SH : Si on a un matériel trop résistant, évidemment, l’effort est mobilisé sur le souffle, sur l’émission, et c’est au détriment du reste, évidemment.



Embouchure

HM : Pour me faire une vue d’ensemble, j’ai un peu étudié les méthodes : Amand Vanderhagen (1785) et Jean-Xavier Lefèvre (1802) jouenait avec l’anche au-dessus, elle touchait la lèvre supérieure. Il fallait jouer avec double embouchure. Selon la méthode de Frédéric Berr (1836) on tournait le bec (l’anche en dessous) mais on gardait la technique de jouer avec double embouchure. Dans la méthode française c'est resté longtemps le standard. J’étais étonné : même Eugène Gay (1932) propose encore dans sa méthode la double embouchure, mais il laissait le choix aux étudiants de jouer aussi avec simple embouchure.

SH : Oui. Je crois que Monsieur Deplus m’avait dit qu’effectivement, lui avait connu encore des gens, quand il était jeune, des gens qui jouaient encore en double.

HM : J’ai eu des professeurs qui donnaient ça comme exercice, pour développer la force des lèvres. Mais prudemment, sans se faire du mal. Il faut aussi choisir des anches assez faibles. Ça nous donne un lien à l’époque, du début du 19ème siècle : les becs des clarinettes historiques se jouaient avec des anches faibles, afin que les fourches sonnent bien et non pas bouchées.

SH : Effectivement, c’est un matériel très fermé les clarinettes anciennes, et c’est très doux c’est très joli aussi comme son, mais les orchestres maintenant : quelquefois les chefs demandent à la petite harmonie de jouer aussi fort que les cuivres ! Il y a une surenchère, quelquefois, c’est trop.

Jouer avec double embouchure pour développer la sonorité ?

HM : Est-ce que tu penses, jouer des sons filés avec double lèvre embouchure, que c’est bien pour le développement de la sonorité ?

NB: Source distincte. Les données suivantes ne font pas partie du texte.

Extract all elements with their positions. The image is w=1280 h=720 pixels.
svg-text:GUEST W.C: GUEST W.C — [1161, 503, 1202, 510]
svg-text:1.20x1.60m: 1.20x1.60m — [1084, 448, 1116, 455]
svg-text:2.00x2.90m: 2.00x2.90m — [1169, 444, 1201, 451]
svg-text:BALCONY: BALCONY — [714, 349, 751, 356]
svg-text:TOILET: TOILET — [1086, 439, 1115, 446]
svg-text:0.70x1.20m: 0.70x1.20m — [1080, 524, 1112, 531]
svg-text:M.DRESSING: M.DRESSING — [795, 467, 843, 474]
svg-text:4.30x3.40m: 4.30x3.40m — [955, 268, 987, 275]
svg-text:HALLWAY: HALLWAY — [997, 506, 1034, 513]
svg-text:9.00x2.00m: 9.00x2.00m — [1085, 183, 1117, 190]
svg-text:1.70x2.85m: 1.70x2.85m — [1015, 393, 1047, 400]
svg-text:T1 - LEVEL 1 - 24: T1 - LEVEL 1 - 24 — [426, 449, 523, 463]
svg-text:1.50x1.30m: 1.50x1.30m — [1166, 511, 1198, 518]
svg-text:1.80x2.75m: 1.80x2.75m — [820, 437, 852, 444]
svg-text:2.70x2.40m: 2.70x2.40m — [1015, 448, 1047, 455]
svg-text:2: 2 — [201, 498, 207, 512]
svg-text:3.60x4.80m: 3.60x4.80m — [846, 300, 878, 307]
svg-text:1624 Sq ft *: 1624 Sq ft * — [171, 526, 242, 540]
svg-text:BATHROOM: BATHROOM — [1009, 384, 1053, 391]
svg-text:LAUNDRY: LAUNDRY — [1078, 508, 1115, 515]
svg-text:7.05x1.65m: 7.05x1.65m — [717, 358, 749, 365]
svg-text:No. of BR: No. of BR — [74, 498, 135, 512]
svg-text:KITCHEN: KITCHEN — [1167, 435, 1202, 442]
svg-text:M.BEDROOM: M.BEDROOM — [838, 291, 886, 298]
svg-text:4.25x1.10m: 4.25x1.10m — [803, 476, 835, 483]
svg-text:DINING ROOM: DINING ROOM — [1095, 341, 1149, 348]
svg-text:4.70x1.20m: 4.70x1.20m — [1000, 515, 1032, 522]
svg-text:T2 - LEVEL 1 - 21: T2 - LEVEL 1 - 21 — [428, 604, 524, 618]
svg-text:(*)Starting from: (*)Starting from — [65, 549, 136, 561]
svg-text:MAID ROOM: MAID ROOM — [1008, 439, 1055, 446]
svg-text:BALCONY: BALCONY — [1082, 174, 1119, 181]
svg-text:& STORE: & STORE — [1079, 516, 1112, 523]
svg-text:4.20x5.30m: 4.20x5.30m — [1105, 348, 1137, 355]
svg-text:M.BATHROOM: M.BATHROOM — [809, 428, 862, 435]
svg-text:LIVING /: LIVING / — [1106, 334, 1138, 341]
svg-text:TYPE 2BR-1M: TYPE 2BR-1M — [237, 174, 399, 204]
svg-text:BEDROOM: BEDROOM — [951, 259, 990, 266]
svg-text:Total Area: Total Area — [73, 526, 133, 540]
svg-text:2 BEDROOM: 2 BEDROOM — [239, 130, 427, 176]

SH. Ce n’est pas une technique que j’utilise, mais quand Mr. Deplus m’en avait parlé j’avais essayé, et c’est vrai que c’est pas mal pour développer l’ouverture de la gorge.

HM : Ça change

SH : Oui ça change les positions à l’intérieur de la bouche. Mais comme cela faisait mal, je n’ai pas continué !

HM : Ah non ! Il faut être très prudent !

SH : Et je ne l’ai pas imposé à mes élèves après, mais c’était par curiosité.

HM : On trouve cette approche chez certains clarinettistes américains. C’est vrai que ça donne une bonne position de la langue et de la gorge, et cela peut aider. Mais ce n’est pas commun !

SH : Ah non ! ça, je n’ai jamais entendu en France ! Il y en a peut- être qui le font mais je ne suis pas au courant.

HM : Prospère Mimart, à qui Debussy avait dédié sa Première Rhapsodie, jouait avec double embouchure. Mais le suraiguë c’est vraiment dur, en double embouchure.

SH : Mais il le faisait, ça marchait !

HM : On a besoin d’une certaine pression quand même, soit c’est les lèvres, soit la mâchoire qui pousse un peu vers l’anche.



Attention à la position de la tête !

HM : Lié à la double embouchure je travaille quelque fois avec la tenue de l’instrument, soit avec l’angle, soit avec une certaine pression qui s’installe quand on pousse avec l’instrument un peu vers l’embouchure. Comme ça je peux régler la pression sur l’anche sans fermer un peu plus la mâchoire, ça m’évite de mordre. Est-ce que tu crois que c’est une bonne méthode ?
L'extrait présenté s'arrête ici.